Prove that $8^n > (2n-1)^2$ for $n>2$ by mathematical induction

Question

My attempt for this question:

Let n=3,

$8^3 > [2(3)-1]^2$

512 > 25 (True)

How do I show the steps for the n=k and n=k+1 for proving? I am not sure how to continue from here.

Answer 1

In order to prove this mathematical relation by induction for $n > 2$ we have to do two main steps. ( I'll assume $n \in N$)
First, let's prove that for $n=3$ the inequality is true. I'll save you the calculations as you've already done that.
Second, prove that, assuming the inequality is true for a certain $n=k$, it is automatically true for $n=k+1$.

( In this way, you know that if the inequality is true for $n=3$, it is automatically true for the next natural number $n=4$, but wait... You've just proved that the inequality is true for $n=4$, so you can apply the same reasoning and state that it is true for the next natural number $n=5$... et cetera.)
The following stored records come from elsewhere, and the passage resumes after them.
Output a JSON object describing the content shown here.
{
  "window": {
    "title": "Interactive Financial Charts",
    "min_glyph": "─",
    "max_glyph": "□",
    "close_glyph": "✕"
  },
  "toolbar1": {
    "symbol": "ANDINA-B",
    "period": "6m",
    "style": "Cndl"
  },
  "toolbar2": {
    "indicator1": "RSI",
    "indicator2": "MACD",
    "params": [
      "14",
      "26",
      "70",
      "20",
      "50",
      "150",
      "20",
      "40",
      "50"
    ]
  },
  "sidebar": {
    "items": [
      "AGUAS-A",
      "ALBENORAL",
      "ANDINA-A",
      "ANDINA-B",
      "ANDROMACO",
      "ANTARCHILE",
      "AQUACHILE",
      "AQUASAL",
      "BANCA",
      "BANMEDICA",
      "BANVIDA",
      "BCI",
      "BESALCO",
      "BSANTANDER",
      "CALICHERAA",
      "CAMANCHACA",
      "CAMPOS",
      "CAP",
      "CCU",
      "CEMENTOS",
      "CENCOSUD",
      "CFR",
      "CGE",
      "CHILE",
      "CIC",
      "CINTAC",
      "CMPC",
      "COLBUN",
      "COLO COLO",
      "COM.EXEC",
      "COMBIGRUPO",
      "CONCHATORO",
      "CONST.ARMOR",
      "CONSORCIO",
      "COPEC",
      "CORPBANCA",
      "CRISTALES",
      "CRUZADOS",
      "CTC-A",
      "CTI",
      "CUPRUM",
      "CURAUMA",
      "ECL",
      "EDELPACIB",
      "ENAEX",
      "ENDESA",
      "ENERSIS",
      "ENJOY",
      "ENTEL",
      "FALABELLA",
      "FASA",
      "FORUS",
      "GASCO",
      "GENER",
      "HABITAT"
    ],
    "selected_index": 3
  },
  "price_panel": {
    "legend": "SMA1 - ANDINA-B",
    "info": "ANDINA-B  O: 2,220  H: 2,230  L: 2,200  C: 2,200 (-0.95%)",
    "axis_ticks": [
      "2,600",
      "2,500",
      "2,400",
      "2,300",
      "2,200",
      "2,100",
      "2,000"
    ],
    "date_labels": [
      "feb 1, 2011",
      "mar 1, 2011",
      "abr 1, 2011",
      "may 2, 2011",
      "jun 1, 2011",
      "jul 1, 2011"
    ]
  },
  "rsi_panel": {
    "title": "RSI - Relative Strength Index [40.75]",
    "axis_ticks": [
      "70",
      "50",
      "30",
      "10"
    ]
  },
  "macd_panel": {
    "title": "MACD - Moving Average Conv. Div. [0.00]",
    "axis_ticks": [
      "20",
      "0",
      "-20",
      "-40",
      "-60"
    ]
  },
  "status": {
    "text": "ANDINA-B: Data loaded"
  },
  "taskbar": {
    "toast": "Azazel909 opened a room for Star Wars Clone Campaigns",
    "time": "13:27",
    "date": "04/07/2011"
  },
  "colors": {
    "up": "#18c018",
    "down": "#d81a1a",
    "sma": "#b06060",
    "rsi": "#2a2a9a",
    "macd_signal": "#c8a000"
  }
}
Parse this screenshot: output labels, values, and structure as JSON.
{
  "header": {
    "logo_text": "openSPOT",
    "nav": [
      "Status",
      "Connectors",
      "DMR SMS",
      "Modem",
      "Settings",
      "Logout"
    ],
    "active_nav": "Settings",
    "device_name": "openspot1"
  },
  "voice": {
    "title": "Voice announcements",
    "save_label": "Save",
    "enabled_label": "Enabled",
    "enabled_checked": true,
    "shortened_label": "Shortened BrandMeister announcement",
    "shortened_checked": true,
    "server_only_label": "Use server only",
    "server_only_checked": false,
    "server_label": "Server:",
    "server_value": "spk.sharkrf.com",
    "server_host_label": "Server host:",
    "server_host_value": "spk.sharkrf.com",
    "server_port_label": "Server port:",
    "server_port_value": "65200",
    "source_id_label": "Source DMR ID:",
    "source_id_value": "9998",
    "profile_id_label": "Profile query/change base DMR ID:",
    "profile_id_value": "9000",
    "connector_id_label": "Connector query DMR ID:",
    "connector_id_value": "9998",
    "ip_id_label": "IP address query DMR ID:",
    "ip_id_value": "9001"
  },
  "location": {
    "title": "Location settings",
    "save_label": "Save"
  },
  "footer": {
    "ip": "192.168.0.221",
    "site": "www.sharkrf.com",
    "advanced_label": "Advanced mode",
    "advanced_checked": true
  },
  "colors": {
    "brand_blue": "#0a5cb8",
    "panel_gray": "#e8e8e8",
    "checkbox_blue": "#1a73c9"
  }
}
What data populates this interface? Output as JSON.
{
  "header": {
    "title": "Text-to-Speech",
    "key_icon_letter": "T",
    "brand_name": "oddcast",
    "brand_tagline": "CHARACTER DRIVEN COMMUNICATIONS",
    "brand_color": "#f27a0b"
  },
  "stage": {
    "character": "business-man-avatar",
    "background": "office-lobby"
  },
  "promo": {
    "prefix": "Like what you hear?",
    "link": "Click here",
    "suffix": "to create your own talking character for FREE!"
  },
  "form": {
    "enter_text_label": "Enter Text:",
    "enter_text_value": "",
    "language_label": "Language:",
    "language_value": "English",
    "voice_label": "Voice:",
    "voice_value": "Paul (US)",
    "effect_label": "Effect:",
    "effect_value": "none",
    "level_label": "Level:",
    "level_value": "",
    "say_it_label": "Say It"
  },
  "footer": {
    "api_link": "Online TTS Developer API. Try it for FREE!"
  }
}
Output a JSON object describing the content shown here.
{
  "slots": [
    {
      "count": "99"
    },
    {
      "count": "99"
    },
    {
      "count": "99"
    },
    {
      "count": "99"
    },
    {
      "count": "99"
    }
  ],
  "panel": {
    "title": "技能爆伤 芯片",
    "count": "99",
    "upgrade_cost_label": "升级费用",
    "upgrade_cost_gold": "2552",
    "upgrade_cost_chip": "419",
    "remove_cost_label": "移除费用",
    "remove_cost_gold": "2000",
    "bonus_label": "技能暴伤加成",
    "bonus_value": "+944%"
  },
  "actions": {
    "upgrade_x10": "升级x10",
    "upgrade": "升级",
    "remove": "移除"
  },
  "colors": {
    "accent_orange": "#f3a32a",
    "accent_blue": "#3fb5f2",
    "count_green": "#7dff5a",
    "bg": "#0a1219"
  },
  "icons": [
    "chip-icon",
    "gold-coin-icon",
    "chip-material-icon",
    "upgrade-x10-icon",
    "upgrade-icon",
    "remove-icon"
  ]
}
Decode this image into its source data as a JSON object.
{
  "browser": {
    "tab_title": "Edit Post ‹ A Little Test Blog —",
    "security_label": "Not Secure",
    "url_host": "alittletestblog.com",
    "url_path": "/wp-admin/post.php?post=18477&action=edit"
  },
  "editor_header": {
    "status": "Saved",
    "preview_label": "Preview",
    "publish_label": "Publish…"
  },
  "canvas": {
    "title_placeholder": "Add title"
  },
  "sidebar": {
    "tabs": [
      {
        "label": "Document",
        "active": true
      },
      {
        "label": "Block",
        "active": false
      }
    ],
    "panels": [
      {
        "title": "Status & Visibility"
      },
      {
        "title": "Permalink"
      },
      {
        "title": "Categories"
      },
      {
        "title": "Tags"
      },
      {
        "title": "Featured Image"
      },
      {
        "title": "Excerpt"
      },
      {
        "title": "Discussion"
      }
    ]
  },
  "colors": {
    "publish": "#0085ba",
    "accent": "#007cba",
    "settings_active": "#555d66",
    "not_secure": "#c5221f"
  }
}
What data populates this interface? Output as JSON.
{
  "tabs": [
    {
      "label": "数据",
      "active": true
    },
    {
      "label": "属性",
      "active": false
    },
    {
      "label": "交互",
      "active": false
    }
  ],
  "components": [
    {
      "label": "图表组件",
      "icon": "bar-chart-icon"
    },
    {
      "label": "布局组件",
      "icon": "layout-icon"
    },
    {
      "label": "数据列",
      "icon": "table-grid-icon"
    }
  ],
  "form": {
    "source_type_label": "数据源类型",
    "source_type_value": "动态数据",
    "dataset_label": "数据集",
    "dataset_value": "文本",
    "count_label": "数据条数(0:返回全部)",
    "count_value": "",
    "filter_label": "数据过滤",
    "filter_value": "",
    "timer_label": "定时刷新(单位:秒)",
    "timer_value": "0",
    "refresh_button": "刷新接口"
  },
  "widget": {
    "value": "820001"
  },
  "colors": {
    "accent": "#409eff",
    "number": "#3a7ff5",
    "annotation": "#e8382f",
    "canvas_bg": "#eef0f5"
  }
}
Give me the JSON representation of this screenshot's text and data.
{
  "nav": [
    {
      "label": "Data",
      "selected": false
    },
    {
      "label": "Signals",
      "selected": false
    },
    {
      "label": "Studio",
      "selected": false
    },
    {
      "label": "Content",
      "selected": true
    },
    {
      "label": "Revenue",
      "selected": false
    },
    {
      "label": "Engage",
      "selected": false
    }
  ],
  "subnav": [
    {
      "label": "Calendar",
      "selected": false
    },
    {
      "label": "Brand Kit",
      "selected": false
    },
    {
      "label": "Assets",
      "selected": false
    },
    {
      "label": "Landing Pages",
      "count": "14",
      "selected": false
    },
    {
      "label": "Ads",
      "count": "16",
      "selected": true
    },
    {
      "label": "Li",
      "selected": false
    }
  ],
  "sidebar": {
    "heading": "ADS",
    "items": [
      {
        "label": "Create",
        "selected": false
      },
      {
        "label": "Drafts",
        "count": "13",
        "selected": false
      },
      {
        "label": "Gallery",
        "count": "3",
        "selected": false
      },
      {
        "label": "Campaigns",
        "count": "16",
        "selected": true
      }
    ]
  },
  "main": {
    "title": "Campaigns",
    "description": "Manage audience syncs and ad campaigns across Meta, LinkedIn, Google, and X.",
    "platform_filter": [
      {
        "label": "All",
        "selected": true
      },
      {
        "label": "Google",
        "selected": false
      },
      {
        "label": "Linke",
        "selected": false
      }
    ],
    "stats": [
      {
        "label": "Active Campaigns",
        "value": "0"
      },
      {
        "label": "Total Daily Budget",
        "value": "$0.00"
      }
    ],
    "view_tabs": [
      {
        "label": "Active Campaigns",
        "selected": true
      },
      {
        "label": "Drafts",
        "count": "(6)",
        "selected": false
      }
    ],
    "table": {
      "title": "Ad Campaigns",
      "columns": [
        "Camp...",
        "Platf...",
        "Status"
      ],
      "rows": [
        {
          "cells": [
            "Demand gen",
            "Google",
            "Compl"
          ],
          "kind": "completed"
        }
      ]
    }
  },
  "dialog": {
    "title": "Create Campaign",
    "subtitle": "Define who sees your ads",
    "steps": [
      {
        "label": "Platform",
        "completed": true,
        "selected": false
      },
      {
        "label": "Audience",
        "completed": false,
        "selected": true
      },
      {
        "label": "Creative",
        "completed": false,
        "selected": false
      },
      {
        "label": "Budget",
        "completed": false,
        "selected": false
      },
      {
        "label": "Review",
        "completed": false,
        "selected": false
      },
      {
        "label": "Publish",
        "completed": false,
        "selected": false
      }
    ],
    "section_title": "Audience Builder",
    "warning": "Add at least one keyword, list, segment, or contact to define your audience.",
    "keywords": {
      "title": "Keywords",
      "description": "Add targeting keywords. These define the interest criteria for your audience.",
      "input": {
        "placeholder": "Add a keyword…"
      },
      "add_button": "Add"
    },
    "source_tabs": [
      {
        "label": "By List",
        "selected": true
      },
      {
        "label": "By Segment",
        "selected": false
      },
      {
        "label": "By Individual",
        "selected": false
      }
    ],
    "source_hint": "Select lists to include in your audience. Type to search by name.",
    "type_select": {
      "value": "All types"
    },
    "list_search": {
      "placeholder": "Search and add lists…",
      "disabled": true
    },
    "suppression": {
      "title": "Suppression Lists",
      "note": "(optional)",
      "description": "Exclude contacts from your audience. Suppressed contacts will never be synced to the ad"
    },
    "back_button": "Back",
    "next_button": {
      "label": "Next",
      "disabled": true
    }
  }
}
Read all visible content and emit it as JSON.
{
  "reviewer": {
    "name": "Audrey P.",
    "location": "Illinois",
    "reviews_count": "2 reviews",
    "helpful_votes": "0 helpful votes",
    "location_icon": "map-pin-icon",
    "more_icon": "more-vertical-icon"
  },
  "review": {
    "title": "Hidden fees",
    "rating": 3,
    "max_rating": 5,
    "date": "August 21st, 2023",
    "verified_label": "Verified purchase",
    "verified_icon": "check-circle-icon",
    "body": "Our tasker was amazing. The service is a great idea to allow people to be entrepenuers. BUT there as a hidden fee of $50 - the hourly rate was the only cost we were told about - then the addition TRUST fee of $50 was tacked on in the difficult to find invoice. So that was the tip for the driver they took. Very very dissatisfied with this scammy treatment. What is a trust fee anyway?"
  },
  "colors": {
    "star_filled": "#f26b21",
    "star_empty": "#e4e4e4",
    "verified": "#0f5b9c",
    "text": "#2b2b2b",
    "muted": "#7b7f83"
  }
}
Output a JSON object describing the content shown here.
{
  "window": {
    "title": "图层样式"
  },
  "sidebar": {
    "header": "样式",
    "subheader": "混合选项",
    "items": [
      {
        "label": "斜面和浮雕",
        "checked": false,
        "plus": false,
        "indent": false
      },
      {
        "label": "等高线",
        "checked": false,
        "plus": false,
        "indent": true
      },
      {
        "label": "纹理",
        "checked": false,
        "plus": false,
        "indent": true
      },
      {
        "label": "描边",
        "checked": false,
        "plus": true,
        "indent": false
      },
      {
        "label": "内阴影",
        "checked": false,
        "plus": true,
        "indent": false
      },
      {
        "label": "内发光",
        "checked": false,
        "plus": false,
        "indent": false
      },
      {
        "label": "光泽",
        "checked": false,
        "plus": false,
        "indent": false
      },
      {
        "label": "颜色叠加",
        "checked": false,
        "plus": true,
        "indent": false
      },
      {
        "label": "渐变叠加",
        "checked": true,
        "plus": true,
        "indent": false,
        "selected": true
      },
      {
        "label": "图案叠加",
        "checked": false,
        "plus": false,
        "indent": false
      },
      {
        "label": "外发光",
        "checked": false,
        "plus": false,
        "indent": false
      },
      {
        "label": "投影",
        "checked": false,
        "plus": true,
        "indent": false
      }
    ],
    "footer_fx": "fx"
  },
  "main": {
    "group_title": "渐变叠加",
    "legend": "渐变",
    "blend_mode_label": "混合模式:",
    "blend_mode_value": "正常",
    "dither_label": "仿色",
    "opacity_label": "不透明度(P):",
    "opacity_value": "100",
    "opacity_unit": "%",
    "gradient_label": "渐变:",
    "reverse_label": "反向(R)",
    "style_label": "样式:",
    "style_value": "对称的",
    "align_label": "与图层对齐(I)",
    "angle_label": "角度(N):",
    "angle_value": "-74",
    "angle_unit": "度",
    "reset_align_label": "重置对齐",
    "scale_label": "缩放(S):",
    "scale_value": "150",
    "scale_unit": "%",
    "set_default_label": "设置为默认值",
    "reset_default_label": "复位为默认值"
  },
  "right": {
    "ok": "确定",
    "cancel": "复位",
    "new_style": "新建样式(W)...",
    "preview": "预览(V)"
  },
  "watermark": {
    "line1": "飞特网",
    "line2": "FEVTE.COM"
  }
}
Thus, we know for sure that for $n=k\quad$ $8^k>(2k-1)^2$ and we have to demonstrate that $8^{k+1}>(2(k+1)-1)^2$. In order to tackle this demonstration, you have to use the inequality for $k$ that you hold for true. The approach will be , therefore, to reconduct the inequality for $k+1$ to a form similar to the inequality for $k$. After some algebraic passages we obtain $8^{k}>\frac{(2k+1)^2}{8}$. So you have to demonstrate that $8^k$ is strictly bigger than $\frac{(2k+1)^2}{8}$, but you already know for sure that $8^k$ is stricly bigger than $(2k-1)^2$. So if you demonstrate that $(2k-1)^2\ge\frac{(2k+1)^2}{8}$, you've proved your thesis.
(Note that if $\frac{(2k+1)^2}{8}$ is bigger than $\frac{(2k+1)^2}{8}$, $8^k$ could still be bigger than $\frac{(2k+1)^2}{8}$, so you would still have to demonstrate the thesis in another way.)
If you solve $(2k-1)^2\ge\frac{(2k+1)^2}{8}$ you obtain that it is true for all k.
So, here you are, you've demonstrated the inequality by induction for all $n>3$.